Advent of Code is back! Unwrap daily challenges to sharpen your Alteryx skills and earn badges along the way! Learn more now.

Alteryx Designer Desktop Discussions

Find answers, ask questions, and share expertise about Alteryx Designer Desktop and Intelligence Suite.
SOLVED

Calculate common border between two spatial objects

julsto93
5 - Atom

Hi All,

 

I have a file full of spatial objects. My goal would now be to calculate the length of the common border between two touching spatial objects. I can find easily enough all the objects, that do touch each other.

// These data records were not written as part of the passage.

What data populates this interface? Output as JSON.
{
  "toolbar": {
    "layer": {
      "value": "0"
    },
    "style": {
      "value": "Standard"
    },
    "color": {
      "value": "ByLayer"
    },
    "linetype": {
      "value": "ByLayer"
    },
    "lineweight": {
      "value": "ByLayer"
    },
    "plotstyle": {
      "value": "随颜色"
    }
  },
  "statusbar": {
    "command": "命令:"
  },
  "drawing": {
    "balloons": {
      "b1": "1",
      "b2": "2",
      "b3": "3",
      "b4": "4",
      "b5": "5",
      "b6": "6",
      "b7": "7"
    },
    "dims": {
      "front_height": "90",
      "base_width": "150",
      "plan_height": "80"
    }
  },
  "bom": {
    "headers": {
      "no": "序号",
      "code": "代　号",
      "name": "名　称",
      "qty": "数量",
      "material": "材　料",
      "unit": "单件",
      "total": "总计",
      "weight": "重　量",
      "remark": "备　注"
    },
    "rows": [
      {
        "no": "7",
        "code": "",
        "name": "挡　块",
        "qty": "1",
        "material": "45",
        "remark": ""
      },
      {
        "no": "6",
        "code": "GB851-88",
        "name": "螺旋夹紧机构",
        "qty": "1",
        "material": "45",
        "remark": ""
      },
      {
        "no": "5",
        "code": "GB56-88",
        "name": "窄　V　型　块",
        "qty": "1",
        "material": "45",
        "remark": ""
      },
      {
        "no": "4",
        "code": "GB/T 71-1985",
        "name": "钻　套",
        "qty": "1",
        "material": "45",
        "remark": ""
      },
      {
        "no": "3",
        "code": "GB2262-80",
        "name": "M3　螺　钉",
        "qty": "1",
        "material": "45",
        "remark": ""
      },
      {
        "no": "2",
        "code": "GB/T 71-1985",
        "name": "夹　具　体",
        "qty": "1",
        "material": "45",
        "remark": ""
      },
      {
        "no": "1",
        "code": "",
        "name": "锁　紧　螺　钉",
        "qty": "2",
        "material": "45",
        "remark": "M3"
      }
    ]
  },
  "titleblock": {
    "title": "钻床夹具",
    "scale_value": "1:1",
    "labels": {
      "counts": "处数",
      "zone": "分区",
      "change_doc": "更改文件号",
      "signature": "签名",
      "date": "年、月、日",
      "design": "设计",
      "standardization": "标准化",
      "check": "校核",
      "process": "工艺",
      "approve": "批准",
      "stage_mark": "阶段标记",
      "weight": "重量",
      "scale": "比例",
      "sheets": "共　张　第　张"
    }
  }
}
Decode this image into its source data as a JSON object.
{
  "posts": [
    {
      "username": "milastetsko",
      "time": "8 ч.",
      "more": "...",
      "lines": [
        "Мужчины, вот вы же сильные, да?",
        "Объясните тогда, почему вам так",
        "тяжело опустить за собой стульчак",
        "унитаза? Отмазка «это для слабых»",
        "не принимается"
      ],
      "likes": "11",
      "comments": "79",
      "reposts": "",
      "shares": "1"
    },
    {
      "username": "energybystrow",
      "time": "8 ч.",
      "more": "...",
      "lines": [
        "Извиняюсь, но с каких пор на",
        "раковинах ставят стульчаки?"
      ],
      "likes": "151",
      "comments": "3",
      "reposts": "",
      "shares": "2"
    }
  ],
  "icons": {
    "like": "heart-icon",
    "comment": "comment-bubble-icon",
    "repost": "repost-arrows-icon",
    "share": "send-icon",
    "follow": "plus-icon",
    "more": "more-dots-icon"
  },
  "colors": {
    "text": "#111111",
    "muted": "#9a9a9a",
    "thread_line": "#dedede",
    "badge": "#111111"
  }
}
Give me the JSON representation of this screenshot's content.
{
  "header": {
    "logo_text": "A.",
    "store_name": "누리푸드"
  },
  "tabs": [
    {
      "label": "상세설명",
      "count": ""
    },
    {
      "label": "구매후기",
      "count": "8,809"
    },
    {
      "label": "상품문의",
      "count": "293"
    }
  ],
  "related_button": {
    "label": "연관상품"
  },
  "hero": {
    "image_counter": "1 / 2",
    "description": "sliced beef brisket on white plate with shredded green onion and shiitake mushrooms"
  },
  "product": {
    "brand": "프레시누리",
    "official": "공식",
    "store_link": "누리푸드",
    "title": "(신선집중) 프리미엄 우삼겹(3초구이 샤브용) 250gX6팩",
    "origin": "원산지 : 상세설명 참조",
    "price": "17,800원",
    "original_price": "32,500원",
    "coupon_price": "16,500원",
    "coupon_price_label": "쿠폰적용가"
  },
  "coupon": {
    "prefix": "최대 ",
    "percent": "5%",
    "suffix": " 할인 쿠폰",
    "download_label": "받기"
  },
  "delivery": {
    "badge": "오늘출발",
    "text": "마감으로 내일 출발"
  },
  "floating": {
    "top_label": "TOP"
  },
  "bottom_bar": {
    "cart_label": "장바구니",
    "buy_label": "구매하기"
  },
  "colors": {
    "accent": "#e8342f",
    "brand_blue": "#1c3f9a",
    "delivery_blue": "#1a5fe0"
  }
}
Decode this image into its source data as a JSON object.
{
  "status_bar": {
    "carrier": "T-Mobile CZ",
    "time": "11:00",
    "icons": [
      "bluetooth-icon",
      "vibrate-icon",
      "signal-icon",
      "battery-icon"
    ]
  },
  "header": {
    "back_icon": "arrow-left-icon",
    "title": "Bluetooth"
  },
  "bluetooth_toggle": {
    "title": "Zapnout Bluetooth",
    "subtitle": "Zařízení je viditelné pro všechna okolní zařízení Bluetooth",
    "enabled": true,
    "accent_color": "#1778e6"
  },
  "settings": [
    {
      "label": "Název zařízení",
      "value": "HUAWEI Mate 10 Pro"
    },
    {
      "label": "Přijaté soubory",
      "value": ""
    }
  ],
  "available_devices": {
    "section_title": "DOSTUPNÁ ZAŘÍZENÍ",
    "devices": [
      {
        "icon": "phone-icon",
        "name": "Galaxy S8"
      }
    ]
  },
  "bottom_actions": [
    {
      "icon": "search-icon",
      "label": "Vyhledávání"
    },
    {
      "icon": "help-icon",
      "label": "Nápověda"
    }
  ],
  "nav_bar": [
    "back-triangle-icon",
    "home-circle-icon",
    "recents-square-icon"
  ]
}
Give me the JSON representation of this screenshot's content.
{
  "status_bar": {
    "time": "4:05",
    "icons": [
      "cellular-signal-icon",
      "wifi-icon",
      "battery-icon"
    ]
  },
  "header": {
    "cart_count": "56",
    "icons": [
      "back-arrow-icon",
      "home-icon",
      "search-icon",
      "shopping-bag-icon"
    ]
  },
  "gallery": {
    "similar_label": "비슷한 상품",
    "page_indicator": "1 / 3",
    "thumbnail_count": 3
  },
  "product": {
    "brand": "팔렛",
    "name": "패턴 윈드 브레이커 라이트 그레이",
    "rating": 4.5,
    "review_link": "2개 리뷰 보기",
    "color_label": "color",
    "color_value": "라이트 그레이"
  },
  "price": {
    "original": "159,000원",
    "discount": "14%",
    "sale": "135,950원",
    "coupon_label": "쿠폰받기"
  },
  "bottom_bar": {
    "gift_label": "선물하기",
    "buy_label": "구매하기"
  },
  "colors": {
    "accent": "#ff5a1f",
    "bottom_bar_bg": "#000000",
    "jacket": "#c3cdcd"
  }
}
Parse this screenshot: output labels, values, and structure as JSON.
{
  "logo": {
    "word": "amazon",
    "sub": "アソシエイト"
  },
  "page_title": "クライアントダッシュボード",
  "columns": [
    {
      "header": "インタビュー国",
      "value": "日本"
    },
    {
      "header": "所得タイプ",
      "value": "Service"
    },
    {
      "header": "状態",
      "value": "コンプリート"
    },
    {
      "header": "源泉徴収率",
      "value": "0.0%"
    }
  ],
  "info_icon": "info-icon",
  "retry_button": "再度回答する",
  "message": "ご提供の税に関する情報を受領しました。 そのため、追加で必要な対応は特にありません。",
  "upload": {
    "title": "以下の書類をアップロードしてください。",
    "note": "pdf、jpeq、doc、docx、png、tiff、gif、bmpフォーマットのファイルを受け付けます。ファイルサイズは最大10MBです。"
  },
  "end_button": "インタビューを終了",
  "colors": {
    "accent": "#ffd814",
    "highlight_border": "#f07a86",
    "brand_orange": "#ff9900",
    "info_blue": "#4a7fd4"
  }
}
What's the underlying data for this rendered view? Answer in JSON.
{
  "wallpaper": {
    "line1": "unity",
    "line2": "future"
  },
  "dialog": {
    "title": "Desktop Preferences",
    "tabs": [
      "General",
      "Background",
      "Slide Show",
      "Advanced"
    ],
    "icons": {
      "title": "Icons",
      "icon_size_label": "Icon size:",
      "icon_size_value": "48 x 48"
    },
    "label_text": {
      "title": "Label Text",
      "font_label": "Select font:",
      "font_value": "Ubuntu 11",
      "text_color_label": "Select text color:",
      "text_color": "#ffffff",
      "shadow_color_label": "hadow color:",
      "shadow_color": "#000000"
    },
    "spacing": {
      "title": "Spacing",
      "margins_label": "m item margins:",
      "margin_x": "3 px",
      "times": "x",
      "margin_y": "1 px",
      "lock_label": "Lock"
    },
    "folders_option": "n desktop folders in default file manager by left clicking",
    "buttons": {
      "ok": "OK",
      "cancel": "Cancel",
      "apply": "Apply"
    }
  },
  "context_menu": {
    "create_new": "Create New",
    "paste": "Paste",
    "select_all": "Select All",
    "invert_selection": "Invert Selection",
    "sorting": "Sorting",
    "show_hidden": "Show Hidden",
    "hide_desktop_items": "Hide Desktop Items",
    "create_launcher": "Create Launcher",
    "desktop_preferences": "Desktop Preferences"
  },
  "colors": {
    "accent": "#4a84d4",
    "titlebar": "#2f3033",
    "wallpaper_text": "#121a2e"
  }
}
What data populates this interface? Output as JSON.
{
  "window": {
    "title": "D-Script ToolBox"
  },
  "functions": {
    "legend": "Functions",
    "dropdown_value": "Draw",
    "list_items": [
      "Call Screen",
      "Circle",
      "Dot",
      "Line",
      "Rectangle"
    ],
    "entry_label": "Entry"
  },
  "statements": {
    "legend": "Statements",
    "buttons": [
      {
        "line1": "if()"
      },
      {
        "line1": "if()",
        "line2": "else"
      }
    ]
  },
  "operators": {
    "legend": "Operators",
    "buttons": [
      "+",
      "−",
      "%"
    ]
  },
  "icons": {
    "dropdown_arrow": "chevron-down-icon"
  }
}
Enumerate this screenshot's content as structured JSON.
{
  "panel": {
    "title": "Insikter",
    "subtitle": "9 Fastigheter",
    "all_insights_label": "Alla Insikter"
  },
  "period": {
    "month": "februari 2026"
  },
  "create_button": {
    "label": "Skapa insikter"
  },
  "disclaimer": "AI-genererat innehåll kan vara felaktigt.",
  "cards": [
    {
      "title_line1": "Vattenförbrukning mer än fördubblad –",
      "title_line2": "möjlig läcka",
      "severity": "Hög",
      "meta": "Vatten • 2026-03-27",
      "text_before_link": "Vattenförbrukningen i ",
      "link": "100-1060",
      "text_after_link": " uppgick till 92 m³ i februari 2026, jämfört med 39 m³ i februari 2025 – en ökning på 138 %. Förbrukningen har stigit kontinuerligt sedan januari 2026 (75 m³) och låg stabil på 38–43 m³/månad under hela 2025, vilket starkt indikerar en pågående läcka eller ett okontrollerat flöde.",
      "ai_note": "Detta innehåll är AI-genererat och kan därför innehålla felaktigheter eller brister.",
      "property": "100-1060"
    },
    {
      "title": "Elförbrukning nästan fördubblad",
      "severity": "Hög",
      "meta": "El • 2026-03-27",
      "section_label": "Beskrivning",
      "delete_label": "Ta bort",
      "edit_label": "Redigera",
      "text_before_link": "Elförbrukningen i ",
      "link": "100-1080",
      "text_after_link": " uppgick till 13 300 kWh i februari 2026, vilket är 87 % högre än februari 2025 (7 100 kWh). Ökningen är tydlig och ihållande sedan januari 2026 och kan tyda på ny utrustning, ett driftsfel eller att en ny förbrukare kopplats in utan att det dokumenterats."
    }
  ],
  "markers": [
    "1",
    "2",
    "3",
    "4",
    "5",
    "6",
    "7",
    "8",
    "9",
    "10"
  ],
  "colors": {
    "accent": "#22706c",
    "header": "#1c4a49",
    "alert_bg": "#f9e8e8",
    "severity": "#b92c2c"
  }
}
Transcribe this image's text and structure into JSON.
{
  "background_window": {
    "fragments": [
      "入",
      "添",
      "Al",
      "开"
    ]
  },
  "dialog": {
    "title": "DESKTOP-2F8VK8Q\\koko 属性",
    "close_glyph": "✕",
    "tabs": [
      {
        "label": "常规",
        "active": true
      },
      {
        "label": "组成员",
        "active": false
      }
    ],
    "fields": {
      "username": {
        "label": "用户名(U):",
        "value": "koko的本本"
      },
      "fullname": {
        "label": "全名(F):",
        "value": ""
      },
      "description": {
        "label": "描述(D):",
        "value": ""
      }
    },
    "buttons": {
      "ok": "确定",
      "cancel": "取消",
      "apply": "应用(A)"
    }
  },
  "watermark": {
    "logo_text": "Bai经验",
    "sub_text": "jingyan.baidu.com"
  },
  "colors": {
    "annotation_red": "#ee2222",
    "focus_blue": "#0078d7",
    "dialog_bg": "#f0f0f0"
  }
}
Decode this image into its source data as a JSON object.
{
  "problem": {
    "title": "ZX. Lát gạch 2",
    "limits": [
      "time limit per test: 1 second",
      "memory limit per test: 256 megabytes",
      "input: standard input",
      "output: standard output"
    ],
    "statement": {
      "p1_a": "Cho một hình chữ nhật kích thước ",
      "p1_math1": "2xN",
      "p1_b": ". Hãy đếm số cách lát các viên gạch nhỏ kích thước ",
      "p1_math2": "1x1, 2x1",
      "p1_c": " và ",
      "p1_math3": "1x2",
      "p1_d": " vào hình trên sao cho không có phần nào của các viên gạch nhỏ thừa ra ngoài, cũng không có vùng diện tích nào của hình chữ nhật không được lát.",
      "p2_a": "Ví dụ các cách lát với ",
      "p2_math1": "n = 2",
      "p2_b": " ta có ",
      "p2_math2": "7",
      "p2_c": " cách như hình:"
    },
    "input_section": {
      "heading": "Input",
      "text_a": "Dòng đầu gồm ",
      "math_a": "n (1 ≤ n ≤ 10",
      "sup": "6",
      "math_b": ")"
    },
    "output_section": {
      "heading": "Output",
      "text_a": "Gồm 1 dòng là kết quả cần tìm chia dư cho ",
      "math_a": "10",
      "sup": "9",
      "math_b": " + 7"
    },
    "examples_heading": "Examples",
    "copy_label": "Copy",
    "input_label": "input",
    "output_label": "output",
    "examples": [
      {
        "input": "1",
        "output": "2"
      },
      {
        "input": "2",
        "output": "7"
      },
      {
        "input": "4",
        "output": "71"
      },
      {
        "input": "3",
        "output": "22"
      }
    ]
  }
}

However I find it hard to figure out how long the shared border is...

Any input would be very welcome.

 

Best

3 REPLIES 3
T_Willins
14 - Magnetar
14 - Magnetar

Hi @julsto93,

 

Use a Spatial Match tool and bring in one object in the T anchor and the other object in the U anchor.  Set the tool to "Where Target Touches Universe".  Attach a Spatial Info tool to the U output anchor and set to Length (Kilometers) or Length (Miles).  This should give you the distance of the common border.

CharlieS
17 - Castor
17 - Castor

Hi @julsto93 

 

This is an interesting spatial project that takes a couple tricks since the "Touches" relationship doesn't output a spatial object to measure. 

 

- The first trick is knowing that there's a spatial function in the Formula tool (that doesn't exist in the Spatial tools) called ST_Boundary(. This will take a polygon input and output the line object of the polygon border. 

 

- The second important bit of information is knowing what spatial object type will be returned from each type of intersection. Line to line returns a point, so we need polygon to line, which returns the line. Using this information we'll intersect the boundaries from the first step against the original polygons.

 

- Now we have the intersecting lines! The only problem is that depending on how the spatial objects were drawn, parts of the boundary may only match to one side of the match or another. So the Transpose, Summarize, and Join tools you see at the end are finding unique pairs, combining the boundaries from both sides, and applying it to all the original records. 

 

Check out the attached example where I calculate the border lengths of neighboring ZIP polygons.

 

20200309-BorderLength.PNG

md517t
6 - Meteoroid

@CharlieS 

Thank you for suggesting the ST_Boundary formula.  I had an area that I needed create an internal buffer that followed a state shoreline.   Using -0.5 miles in the buffer tool created an internal buffer but it touched the state boundary.  I needed the buffer to be fully contained within the state boundary but not touch.  After creating the -0.5 mi buffer, I used the ST_Boundary tool to create a 0.1 mi buffer around the polyline of the state boundary.  This then allowed me to use the Spatial Process tool and cut the polyline buffer from the internal shoreline buffer.  This created a buffer that followed the shoreline contour internally but not touch the state boundary itself.